No rights to use SCG’s logos or other trademarks are granted under this Agreement. If you would like to use SCG’s logos or other trademarks, please contact SCG at [email protected]
13.2. Compliance with Laws
You will comply with all applicable export and import control laws and regulations in your use of SCG Products and, in particular, you will not export or re-export SCG Products, without all required government licenses. You will defend, indemnify, and hold harmless SCG and its suppliers and Authorized Distributors from and against any violation of such laws or regulations by you.

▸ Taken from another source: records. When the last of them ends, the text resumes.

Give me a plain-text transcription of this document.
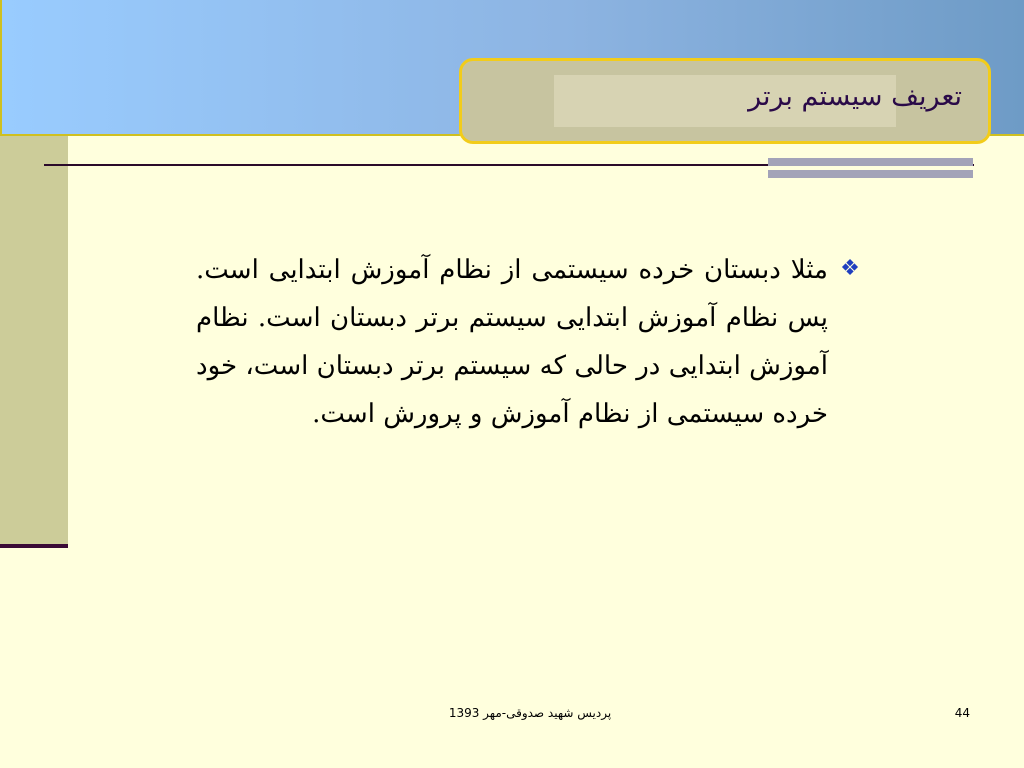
تعریف سیستم برتر
❖
مثلا دبستان خرده سیستمی از نظام آموزش ابتدایی است. پس نظام آموزش ابتدایی سیستم برتر دبستان است. نظام آموزش ابتدایی در حالی که سیستم برتر دبستان است، خود خرده سیستمی از نظام آموزش و پرورش است.
پردیس شهید صدوقی-مهر 1393	44
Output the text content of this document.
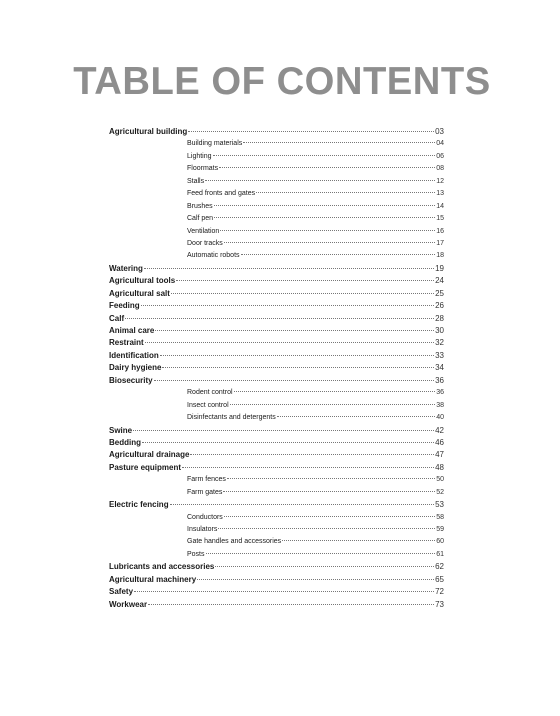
TABLE OF CONTENTS
Agricultural building	03
Building materials	04
Lighting	06
Floormats	08
Stalls	12
Feed fronts and gates	13
Brushes	14
Calf pen	15
Ventilation	16
Door tracks	17
Automatic robots	18
Watering	19
Agricultural tools	24
Agricultural salt	25
Feeding	26
Calf	28
Animal care	30
Restraint	32
Identification	33
Dairy hygiene	34
Biosecurity	36
Rodent control	36
Insect control	38
Disinfectants and detergents	40
Swine	42
Bedding	46
Agricultural drainage	47
Pasture equipment	48
Farm fences	50
Farm gates	52
Electric fencing	53
Conductors	58
Insulators	59
Gate handles and accessories	60
Posts	61
Lubricants and accessories	62
Agricultural machinery	65
Safety	72
Workwear	73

You may not assign or transfer, by operation of law or otherwise, any of your rights under this Agreement to any third party without SCG’s prior written consent. Any attempted assignment or transfer in violation of the foregoing will be void. SCG may freely assign its rights or delegate its obligations under this Agreement.
This Agreement is in the English language, and its English language version will be controlling over any translation.
Except as otherwise provided in this Agreement, the parties’ rights and remedies under this Agreement are cumulative. You acknowledge that SCG Products contain valuable trade secrets and proprietary information belonging to SCG and its suppliers, that any actual or threatened breach by you of this Agreement by you will constitute immediate, irreparable harm for which monetary damages would be an inadequate remedy, and that injunctive relief is an appropriate remedy for such breach. If any legal action is brought to enforce this Agreement, the prevailing party will be entitled to receive its attorneys’ fees, court costs, and other collection expenses, in addition to any other relief it may receive.
All waivers must be in writing. Any waiver or failure to enforce any provision of this Agreement on one occasion will not be deemed a waiver of any other provision or of such provision on any other occasion.